Image: David Alfaro Siqueiros “Cosmos and Disaster” (c.1936)
If “we are to do anything about our individual and collective being today”, Ngugi argues, “then we have to coldly and consciously look at what imperialism has been doing to us and to our view of ourselves in the universe”.
In recent years, the cosmos has re-entered theory through concepts such as ‘cosmopolitics’, proposed by Isabelle Stengers as a reminder of what is excluded, but inevitably contained in politics. For Stengers, this sensitivity plays a significant role as a decolonial strategy and for STS as a potential decolonial project. During the anti-colonial and anti-totalitarian struggle in the first half of the twentieth century, the cosmic functioned as a tool to challenge hegemonic human-world relations. Not only because of its claim to a common, universal materiality, but because this materiality had just been rendered strange through new insights into the cosmos and microcosmos. Matter seemed to be pushing against European attempts at imposing order, whether through science or the ideologies of the time.
Brought to the attention of writers and artists both through religious writing and revolutionary scientific discoveries, the cosmic further signified the limit of understanding. The ‘universe’ stopped being the image of a particular kind of wholesome (and privileged) universality and, with it, nature stopped being a source of ‘natural laws’. Reality was open to questioning more than ever. The cosmic represented everything that humans sought to protect themselves from: instability, incalculability and incomprehensibility. The questioning of the world via matter also entailed a questioning of contemporary conceptualisations and applications of materialism. The project asks: What does it mean to look at our relationship with the universe in our times? After so much loss of religious and political authority, what could possibly endure as a challenge?
From Overactive Citizenship to Parallel institutions?

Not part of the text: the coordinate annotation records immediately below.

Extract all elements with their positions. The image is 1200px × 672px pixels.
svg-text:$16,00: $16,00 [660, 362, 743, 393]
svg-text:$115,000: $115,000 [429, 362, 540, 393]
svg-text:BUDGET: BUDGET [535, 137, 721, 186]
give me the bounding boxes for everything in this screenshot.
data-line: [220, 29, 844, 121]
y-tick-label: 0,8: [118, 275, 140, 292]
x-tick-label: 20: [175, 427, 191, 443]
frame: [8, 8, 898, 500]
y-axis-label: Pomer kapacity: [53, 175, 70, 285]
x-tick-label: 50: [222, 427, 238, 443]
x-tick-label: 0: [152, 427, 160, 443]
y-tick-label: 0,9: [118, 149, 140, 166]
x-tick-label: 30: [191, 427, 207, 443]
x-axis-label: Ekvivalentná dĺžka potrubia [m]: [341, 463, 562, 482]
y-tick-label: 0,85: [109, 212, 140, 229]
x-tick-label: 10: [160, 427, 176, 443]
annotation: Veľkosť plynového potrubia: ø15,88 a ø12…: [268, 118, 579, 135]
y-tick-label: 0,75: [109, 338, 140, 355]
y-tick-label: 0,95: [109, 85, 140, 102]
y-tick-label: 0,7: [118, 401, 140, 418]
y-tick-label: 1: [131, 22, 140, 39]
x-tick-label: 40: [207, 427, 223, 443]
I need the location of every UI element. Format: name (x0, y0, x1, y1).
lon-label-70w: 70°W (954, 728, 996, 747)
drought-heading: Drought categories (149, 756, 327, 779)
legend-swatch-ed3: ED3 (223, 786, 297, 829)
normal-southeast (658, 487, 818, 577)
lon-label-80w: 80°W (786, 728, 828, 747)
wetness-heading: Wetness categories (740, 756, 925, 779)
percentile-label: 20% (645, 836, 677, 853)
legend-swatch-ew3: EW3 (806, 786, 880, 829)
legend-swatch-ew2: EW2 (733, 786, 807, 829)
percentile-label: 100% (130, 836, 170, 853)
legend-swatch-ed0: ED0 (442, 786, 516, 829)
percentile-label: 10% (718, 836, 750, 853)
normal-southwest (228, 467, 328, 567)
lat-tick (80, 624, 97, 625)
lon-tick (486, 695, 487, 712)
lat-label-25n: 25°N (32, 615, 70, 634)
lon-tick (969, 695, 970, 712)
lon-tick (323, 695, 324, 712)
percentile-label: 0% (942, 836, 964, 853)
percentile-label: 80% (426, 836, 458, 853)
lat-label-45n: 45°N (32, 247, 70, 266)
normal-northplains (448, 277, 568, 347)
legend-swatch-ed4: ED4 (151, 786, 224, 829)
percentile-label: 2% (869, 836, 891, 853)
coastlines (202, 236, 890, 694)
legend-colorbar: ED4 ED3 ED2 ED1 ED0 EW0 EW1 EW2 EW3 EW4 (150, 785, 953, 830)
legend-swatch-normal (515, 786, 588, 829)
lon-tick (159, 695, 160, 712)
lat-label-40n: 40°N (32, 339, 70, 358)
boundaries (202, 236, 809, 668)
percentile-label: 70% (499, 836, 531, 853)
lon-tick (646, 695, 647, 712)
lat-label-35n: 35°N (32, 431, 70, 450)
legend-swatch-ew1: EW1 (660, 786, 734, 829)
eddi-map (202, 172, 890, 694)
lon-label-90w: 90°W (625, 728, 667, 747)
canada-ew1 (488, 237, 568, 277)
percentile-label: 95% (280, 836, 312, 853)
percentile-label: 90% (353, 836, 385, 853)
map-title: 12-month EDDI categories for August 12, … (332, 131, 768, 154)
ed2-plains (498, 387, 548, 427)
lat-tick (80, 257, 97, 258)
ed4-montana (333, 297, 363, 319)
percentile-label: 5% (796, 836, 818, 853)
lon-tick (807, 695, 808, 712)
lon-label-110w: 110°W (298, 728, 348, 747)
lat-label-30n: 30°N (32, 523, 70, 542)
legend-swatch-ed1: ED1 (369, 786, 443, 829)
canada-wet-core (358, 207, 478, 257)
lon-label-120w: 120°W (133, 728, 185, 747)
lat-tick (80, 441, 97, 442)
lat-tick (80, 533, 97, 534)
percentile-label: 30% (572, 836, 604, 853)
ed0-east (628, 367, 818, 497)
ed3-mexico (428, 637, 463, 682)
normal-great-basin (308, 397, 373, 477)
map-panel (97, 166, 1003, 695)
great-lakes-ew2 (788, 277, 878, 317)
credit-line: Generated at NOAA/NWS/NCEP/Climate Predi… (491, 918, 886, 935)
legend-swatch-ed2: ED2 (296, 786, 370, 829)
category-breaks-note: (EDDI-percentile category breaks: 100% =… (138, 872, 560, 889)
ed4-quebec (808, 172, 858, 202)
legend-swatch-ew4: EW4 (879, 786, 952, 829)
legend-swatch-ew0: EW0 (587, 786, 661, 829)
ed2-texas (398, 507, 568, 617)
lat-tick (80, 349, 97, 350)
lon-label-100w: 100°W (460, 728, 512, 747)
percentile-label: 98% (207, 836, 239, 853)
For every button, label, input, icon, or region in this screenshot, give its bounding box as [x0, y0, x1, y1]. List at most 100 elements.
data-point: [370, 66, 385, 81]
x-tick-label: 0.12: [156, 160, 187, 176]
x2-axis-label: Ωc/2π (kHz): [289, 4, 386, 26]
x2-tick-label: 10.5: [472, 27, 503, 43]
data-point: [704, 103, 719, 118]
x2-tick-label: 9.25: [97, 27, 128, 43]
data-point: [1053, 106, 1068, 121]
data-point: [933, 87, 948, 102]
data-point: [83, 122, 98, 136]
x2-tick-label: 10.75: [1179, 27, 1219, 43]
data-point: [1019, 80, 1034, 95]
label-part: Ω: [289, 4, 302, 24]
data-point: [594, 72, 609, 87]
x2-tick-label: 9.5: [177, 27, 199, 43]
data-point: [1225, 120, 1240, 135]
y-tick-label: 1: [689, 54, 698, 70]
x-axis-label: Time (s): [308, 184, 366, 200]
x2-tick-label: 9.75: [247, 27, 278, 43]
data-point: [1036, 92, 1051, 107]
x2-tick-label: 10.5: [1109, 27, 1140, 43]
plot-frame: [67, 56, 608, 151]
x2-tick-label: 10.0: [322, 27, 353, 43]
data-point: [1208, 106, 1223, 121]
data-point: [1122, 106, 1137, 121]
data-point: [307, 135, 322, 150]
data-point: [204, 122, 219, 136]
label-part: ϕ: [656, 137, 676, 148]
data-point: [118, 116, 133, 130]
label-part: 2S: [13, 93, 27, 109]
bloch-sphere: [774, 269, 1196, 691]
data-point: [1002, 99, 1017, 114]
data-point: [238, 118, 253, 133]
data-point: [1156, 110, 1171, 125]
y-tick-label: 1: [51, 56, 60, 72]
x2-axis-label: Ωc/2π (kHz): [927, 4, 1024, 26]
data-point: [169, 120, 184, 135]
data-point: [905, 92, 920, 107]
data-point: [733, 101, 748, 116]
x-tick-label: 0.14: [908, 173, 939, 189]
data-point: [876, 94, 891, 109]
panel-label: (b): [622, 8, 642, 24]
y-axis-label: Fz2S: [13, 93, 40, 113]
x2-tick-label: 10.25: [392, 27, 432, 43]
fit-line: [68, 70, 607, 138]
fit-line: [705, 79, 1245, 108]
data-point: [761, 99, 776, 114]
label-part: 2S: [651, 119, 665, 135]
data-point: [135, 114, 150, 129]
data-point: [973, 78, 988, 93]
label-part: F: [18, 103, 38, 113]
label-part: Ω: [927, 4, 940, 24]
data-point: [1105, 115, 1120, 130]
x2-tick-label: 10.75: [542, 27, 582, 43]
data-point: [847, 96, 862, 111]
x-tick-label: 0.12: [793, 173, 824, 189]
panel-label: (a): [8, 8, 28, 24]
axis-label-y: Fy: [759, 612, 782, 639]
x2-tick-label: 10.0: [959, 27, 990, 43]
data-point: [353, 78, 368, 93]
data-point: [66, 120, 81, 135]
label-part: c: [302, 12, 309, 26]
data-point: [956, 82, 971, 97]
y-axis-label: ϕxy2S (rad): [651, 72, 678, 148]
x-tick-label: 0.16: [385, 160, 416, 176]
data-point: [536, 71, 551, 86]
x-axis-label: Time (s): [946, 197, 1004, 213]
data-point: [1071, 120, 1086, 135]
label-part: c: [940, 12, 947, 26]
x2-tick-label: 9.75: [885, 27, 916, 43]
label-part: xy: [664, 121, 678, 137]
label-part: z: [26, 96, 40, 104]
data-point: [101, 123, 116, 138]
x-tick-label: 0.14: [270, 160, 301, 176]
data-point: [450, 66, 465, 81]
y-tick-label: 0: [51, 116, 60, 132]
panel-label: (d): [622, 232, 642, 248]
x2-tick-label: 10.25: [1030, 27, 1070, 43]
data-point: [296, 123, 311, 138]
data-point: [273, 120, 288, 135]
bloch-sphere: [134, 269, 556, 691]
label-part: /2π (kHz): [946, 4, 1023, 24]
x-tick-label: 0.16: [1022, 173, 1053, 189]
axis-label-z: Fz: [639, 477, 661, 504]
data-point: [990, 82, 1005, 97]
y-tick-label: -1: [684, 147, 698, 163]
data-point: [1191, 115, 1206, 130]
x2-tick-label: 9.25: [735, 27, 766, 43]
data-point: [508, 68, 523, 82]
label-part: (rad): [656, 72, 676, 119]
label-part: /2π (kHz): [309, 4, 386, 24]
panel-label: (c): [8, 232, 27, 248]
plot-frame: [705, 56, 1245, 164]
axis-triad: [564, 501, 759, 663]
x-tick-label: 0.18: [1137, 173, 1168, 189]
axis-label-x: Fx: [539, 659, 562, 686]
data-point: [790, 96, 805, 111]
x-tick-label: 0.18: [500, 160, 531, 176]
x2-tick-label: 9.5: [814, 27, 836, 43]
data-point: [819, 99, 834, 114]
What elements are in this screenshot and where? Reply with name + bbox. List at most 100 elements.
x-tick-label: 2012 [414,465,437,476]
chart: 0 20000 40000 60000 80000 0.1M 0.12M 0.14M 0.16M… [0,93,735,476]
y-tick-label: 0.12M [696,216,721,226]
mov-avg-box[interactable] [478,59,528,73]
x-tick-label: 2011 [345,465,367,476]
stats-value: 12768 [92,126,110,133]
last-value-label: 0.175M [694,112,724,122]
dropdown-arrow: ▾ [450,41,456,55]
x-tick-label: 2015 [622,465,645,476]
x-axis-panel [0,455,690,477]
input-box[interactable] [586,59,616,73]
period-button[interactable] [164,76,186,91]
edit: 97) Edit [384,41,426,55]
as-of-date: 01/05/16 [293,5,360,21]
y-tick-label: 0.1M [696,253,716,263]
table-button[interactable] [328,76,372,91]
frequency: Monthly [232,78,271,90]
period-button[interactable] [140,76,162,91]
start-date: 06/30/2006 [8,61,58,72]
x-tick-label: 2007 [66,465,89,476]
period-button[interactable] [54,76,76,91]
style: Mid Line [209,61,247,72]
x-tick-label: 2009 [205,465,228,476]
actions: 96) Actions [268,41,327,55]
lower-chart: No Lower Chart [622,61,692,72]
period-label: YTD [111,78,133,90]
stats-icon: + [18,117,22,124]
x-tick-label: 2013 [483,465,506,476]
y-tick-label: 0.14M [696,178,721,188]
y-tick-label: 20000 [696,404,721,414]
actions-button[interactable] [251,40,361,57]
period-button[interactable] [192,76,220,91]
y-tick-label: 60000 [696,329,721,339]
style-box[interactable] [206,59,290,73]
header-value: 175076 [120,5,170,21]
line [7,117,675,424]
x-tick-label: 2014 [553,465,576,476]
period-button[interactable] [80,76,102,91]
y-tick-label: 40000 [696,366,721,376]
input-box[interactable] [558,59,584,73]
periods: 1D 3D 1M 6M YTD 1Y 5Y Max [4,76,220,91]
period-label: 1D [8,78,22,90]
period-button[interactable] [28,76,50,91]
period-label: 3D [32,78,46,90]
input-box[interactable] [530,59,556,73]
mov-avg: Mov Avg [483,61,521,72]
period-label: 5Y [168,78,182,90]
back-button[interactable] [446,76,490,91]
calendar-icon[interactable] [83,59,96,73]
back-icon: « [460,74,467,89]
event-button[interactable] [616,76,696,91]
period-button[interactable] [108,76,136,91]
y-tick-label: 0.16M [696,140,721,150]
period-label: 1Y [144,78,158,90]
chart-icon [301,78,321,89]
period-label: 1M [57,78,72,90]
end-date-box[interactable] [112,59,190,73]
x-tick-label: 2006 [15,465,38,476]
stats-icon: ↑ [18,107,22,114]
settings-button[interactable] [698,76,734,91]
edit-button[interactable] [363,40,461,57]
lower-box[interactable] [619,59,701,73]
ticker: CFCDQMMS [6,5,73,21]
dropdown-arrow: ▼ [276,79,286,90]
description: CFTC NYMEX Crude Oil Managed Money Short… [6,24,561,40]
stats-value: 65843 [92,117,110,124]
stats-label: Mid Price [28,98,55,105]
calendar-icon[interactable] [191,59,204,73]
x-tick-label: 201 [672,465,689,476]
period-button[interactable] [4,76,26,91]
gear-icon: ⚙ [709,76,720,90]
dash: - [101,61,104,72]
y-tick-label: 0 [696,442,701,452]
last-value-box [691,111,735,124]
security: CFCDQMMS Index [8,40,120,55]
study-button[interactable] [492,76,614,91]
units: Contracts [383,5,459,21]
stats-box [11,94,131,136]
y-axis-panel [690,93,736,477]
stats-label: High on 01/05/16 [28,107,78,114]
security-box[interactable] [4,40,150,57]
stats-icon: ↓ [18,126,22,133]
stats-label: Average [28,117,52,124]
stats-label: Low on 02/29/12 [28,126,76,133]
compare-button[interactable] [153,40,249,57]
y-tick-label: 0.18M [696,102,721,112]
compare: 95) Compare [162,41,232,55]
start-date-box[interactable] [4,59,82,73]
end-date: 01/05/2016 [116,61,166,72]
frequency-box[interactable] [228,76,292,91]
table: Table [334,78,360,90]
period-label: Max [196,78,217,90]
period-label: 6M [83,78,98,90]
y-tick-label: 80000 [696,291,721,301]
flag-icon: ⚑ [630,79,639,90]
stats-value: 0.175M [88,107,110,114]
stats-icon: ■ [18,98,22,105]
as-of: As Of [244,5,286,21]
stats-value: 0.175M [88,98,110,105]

Across history, parallel institutions tend to have a bad image. Demonised as an undermining of existing government (and even NGO) services, they are often violently suppressed. Indeed, in their duplications of government services and institutions, right-wing movements such as the National Socialists in Germany have shown the effectiveness of replacing failing governmental and non-governmental institutions. While such duplications do not have the public good at the heart of the endeavour, there is a multitude of parallel institutions that do. These underreported efforts – in areas such as health, food, education, banking – happen and have happened globally under various umbrellas. Often, they challenge existing institutions by outperforming them on smaller budget, by enabling greater citizen involvement and control and by looking to the Global South and other marginal spaces for more desirable models. Despite their potential to demonstrate to a wider public the possibility of effective action, governments, especially those that lead a ‘war on public services’, meet this form of ‘active citizenship’ with a variety of obstacles. The ferocity with which some of these civic experiments are and have been met prompts the questions: what possibilities and imaginaries can these initiatives represent? What outcomes would they enable at the end of a trajectory free of opposition? And what about through a continually encountered state violence? Through studying successful examples of ‘over-active citizenship’ across the world and recent history, this project seeks to examine the emergent processes that could enable a new disillusioned public to grow into being that increasingly takes active political action, rewriting passive forms of political participation such as voting.